Essas potencias prévias ao intelecto são aquelas vegetativas ou sensitivas, sendo que as primeiras são as que tem por função a geração, crescimento e nutrição, e as segundas podendo ser divididas em (i) potencias internas e (ii) potencias externas. As potencias externas são já bem conhecidas: são os cinco sentidos externos, como o tato, visão, paladar, etc; já nas internas, temos o senso-comum, que unifica os dados experienciados pelos cinco sentidos externos, a memória, a imaginação e, por fim - e o que nos interessa aqui - a potencia cogitativa. Deixemos posto apenas, por hora, que a potencia cogitativa é aquela que descobre intenções nos dados externos que apreende por meio de comparação (q. 78, a.4), ou podemos também formular conforme Allers o faz, dizendo que "Aquinas speaks of the cogitative power (vis cogitativa) as an instinct, namely, as that by which the appetite is urged to activity. (...) it is more correct to say that the  data apprehended by this internal sense have this urging power" (ALLERS, 1942, p. 625). Os dados excitam a potencia cogitativa, cujo objeto é a bondade ou valor que manifestados no particular apreendido, e assim, a cogitativa parece se distinguir das outras potencias internas, que não tem necessariamente sua operação ligada à razão (ALLERS, 1942, p. 625)
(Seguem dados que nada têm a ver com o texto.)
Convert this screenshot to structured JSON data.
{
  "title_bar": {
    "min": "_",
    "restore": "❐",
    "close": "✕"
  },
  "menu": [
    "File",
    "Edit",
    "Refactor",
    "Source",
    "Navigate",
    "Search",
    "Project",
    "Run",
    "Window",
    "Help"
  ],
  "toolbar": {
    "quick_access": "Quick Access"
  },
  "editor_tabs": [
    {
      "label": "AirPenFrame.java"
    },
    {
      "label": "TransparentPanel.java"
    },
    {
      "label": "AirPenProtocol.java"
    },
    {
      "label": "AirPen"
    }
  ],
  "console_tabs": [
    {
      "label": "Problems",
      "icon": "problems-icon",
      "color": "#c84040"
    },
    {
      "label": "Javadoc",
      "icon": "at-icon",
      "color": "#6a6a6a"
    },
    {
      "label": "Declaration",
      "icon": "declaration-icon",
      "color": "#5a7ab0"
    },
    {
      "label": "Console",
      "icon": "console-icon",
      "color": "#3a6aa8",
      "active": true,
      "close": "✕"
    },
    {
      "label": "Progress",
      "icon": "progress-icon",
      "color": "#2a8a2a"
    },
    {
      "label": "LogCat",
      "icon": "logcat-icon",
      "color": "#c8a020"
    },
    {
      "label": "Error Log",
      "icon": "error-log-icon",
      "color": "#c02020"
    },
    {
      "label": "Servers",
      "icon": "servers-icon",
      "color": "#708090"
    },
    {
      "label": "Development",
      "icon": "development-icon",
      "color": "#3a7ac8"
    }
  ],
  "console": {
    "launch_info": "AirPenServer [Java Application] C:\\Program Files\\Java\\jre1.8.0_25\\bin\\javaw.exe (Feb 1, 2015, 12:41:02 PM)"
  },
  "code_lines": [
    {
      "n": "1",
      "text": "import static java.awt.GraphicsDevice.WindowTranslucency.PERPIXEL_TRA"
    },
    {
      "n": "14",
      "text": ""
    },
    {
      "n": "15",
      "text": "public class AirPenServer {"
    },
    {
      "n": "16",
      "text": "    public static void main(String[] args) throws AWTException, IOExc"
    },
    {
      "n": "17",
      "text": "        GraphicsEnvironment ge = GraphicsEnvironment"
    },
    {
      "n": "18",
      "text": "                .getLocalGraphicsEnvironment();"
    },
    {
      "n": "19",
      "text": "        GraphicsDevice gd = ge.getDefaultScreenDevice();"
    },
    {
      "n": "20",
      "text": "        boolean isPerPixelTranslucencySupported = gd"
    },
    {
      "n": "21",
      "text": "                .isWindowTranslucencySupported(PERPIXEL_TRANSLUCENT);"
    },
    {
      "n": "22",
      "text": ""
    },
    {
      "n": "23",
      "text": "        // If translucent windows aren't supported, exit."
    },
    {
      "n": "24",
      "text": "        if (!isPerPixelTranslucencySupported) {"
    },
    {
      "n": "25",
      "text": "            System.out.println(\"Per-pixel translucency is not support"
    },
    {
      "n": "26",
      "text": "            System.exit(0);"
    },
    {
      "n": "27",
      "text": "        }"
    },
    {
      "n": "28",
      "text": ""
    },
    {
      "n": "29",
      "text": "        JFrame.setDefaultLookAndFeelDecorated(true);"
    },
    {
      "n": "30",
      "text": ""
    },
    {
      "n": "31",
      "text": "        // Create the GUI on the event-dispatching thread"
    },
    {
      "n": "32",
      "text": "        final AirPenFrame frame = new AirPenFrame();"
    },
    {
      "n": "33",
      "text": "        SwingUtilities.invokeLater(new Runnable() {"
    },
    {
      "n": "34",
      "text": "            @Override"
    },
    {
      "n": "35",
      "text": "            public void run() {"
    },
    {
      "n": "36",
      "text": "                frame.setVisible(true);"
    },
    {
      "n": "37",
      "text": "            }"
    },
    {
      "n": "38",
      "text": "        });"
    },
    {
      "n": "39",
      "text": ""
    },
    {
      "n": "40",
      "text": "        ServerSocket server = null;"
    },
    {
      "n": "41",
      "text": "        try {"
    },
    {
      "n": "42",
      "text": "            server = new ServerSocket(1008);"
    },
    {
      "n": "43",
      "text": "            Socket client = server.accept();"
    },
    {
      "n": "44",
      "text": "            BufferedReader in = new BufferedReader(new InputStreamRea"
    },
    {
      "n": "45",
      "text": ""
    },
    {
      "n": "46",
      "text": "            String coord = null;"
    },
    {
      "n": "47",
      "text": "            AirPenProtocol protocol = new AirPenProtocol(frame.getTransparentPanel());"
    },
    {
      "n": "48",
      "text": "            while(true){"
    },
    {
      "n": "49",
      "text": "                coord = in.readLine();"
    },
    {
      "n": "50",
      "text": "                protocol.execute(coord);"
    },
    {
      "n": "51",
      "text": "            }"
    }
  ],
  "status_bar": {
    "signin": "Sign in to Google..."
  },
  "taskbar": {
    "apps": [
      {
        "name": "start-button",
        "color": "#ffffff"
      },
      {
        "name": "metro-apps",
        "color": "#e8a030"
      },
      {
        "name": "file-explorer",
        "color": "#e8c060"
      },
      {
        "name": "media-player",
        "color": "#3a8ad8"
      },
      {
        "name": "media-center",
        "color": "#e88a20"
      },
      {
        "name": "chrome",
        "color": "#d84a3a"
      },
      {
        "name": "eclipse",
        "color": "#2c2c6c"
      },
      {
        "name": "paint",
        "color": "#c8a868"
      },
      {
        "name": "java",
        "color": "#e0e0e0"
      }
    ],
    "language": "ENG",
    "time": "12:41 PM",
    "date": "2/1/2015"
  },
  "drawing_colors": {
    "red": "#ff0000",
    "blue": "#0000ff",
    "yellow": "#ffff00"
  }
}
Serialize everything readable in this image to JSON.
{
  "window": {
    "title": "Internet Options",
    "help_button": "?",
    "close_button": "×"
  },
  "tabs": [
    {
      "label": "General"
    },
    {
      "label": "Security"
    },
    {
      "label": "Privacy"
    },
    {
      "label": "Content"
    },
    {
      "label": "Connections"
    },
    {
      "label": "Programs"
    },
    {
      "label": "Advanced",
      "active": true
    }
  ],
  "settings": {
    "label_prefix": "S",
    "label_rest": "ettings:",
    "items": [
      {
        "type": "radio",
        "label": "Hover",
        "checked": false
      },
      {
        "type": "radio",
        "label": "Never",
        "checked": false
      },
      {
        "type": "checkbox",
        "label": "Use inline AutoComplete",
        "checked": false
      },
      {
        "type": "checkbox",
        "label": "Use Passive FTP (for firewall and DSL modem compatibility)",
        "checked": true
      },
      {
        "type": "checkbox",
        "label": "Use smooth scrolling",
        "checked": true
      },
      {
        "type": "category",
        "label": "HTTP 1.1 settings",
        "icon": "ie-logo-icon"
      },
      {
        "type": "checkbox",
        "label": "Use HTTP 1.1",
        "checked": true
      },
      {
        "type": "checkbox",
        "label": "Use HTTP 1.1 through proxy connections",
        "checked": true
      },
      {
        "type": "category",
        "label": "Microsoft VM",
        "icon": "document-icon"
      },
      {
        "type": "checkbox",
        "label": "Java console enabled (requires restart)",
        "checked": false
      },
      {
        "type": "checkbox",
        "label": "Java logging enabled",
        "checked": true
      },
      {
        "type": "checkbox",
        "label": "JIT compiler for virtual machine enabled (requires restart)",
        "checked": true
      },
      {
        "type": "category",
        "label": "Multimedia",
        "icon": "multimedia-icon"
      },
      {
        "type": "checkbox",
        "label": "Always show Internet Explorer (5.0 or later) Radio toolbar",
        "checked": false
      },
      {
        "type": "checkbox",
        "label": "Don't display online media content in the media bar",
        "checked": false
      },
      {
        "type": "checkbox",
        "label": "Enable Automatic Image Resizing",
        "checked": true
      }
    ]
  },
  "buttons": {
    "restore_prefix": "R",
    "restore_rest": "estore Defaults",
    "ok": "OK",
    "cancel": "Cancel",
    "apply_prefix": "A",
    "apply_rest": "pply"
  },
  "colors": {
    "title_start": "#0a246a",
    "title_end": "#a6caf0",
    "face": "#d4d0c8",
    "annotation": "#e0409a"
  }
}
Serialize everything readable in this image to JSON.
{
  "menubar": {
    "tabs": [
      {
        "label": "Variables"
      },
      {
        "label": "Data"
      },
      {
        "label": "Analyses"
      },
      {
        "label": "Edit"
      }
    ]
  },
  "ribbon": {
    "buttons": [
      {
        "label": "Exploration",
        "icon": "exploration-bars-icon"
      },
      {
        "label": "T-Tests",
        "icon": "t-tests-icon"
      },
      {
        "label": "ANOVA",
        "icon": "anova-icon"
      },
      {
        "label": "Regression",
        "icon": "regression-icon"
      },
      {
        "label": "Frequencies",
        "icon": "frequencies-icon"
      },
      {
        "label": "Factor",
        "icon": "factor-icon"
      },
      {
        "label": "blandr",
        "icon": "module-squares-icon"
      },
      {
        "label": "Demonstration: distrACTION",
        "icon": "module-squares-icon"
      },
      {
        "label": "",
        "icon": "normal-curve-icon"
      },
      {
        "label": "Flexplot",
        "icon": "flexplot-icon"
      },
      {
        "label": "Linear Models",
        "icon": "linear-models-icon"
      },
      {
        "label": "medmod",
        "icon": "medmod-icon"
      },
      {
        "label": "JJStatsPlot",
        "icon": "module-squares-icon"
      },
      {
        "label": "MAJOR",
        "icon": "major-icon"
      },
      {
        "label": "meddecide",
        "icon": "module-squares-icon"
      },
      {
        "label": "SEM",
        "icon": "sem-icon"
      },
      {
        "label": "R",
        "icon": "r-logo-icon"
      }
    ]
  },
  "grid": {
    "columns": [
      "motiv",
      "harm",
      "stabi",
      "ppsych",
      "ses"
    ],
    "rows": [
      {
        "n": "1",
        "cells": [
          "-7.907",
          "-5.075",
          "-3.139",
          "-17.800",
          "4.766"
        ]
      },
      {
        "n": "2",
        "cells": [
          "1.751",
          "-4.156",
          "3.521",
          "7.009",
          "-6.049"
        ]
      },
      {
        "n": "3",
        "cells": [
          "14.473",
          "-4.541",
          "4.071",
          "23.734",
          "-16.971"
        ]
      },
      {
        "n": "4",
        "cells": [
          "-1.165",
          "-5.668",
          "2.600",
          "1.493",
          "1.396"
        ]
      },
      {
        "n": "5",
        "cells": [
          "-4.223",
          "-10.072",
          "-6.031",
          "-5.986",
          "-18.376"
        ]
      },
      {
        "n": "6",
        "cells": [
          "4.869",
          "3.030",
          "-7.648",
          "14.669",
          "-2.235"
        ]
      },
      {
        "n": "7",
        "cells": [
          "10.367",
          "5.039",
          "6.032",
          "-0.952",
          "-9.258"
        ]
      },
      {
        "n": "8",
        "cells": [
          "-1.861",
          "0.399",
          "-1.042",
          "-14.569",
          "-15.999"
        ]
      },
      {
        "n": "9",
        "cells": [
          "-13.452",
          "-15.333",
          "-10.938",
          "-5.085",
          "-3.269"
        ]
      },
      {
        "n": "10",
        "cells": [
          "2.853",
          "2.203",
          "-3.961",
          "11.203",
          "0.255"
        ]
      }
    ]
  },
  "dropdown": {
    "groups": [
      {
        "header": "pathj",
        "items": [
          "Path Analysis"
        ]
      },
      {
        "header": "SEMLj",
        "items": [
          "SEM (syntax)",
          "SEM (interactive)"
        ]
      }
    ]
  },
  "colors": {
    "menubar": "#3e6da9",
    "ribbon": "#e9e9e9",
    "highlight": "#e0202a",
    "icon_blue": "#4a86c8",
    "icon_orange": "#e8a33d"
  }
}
A tese formulada no artigo de Allers é de que há um paralelismo entre as capacidades cognitivas e as capacidades emocionais, entre a consciência dos valores e os estados emocionais, e que a manifestação de uma emoção não determina necessariamente a imaturidade intelectual de uma pessoa. Seguimos o autor ao definir emoções como " a mental state of peculiar character by which an individual responds to the awareness of a pleasant or unpleasant situation, or any other aspect of a situation entailing goodness or badness. This response is of the whole individual, mental and bodily, not of the mind or of consciousness alone" (ALLERS, 1942, p. 590), sendo assim a correlação mais clara, mostrando assim que o emocionar-se pressupõe que se apreenda o aspecto de bondade e valor do objeto que causou a emoção, e para apreender este aspecto, temos esta potencia cogitativa, que no ser humano faz essa ligação entre o sensível e o intelectual.

Na abordagem Tomista, podemos relacionar o conceito de emoções paralelo ao conceito de paixões da alma. Se é verdade que as paixões convém mais à parte sensitiva - enquanto recebe os dados da realidade exterior e assim sofre uma modificação corporal -, podemos considera-las apenas dessa maneira, distinguindo analiticamente e focando em seu aspecto sensitivo apenas, ou podemos considera-la enquanto pertence também à parte apetitiva do ser humano, que, segundo S. Tomás implica atração para aquilo que é próprio do agente (Q. 22, a.2, respondeo). Esse apetite sensitivo pode ser distinguido entre irascível e concupiscível, que se distinguem por sua referencia à objetos diferentes (e segundo S. Tomás, o objeto diversifica a espécie, e são portanto de espécies diferentes), sendo o da primeira "o bem ou o mal que tiverem razão de árduos ou dificeis" e o do segundo "o bem e o mal sensivel, deleitável e o doloroso"(Q.23, a.1, resp).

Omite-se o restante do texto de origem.